Given the function $u = u(\xi, \eta)$ where $\xi = x + ay$ and $\eta = x + by$, find the values of $a$ and $b$ such that they transform the equation $$\frac{\partial^{2}u}{\partial x^{2 }} + 4\frac{\partial^{2}u}{\partial x\partial y}+3\frac{\partial^{2}u}{\partial y^{2}} = 0$$ into $$\frac{\partial^{2}u}{\partial\xi\partial\eta} = 0$$
I have managed to get the differential equation down to: $$(1+4a+3a^{2})\frac{\partial^{2}u}{\partial\xi^{2}} + (1 + 4b + 3ab)\frac{\partial^{2}u}{\partial\xi\partial\eta} + (1+4a+3ab)\frac{\partial^{2}u}{\partial\eta\partial\xi}+(1+4b+3b^{2})\frac{\partial^{2}u}{\partial\eta^{2}} = 0$$
Now I am not told about the continuity of this function so I assume I can't use clairaut's theorem hence I must solve the following system:$$\begin{cases} 1 + 4a + 3a^{2} = 0 & (1)\\ 1 + 4b + 3ab = 1 & (2)\\ 1 + 4a + 3ab = 0 & (3) \\ 1 + 4b + 3b^{2} = 0 & (4)\end{cases}$$
From $(1)$: $1 + 4a + 3a^{2} = 0 \iff a = -1 \text{ or } a = -\frac{1}{3}$.
If $a = -1$, $(2) \implies b = 0$ whereas $(3)\implies b = -1$. So clearly I have done something wrong since they do not agree.
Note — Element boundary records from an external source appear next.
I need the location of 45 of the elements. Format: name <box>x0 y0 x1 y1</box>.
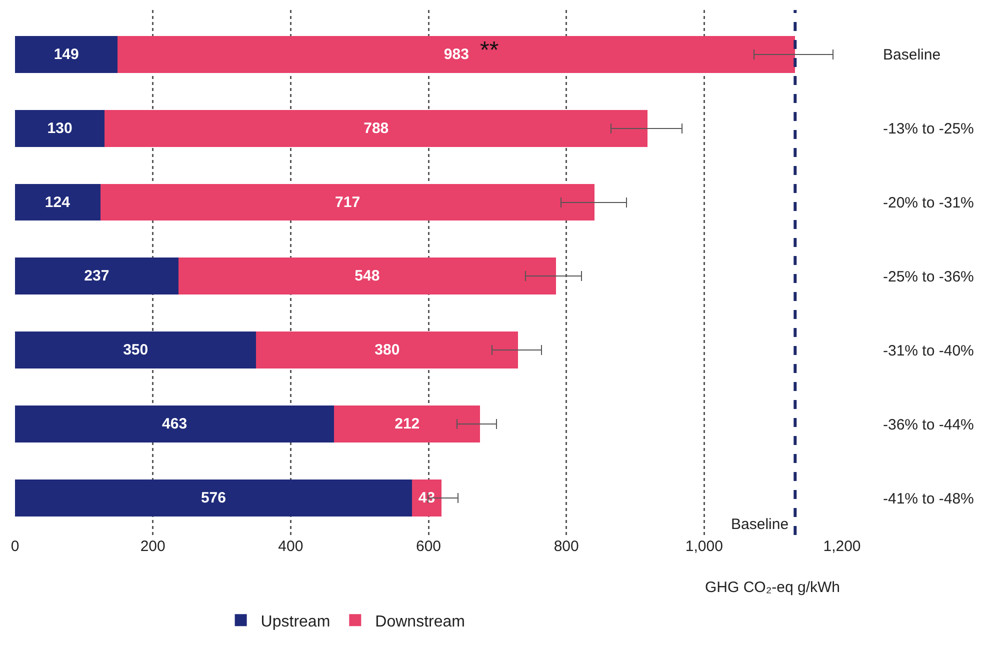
bar <box>15 258 178 295</box>
x-axis-title: GHG CO₂-eq g/kWh <box>705 579 840 596</box>
x-tick-label: 1,000 <box>685 538 723 555</box>
bar <box>15 184 100 221</box>
data-label: 463 <box>162 416 188 433</box>
bar <box>100 184 595 221</box>
data-label: 548 <box>354 268 380 285</box>
data-label: 717 <box>335 194 360 211</box>
data-label: 380 <box>374 342 400 359</box>
y-tick-label: -41% to -48% <box>883 490 974 508</box>
bar <box>15 110 105 147</box>
data-label: 237 <box>84 268 110 285</box>
x-tick-label: 1,200 <box>823 538 861 555</box>
data-label: 212 <box>394 416 420 433</box>
bar <box>118 36 796 73</box>
data-label: 350 <box>123 342 148 359</box>
data-label: 788 <box>364 120 389 137</box>
data-label: 576 <box>200 490 226 507</box>
bar <box>104 110 648 147</box>
y-tick-label: -20% to -31% <box>883 194 974 212</box>
x-tick-label: 200 <box>140 538 166 555</box>
bar <box>15 332 256 369</box>
bar <box>15 480 412 517</box>
x-tick-label: 0 <box>10 538 20 555</box>
annotation: ** <box>480 37 499 64</box>
bar <box>334 406 480 443</box>
y-tick-label: -31% to -40% <box>883 342 974 360</box>
bar <box>15 36 118 73</box>
data-label: 983 <box>444 46 469 63</box>
y-tick-label: -25% to -36% <box>883 268 974 286</box>
y-tick-label: -36% to -44% <box>883 416 974 434</box>
x-tick-label: 600 <box>416 538 442 555</box>
bar <box>178 258 556 295</box>
data-label: 149 <box>54 46 79 63</box>
data-label: 124 <box>44 194 71 211</box>
bar <box>256 332 518 369</box>
legend-label: Upstream <box>260 613 330 630</box>
x-tick-label: 400 <box>278 538 304 555</box>
ref-line-label: Baseline <box>731 516 789 533</box>
bar <box>15 406 334 443</box>
legend-label: Downstream <box>375 613 465 630</box>
y-tick-label: -13% to -25% <box>883 120 974 138</box>
x-tick-label: 800 <box>554 538 579 555</box>
y-tick-label: Baseline <box>883 46 941 64</box>
data-label: 130 <box>47 120 72 137</box>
What have I done wrong?
Perhaps the mistake is, $$ \frac{\partial^2 u}{\partial \xi \partial \eta} = \frac{\partial^2 u}{\partial \eta \partial \xi} $$ and therefore you only get 3 equations: top and bottom as you wrote, and the thirs equation comes from adding LHS and RHS of (2) and (3) together to form one equation.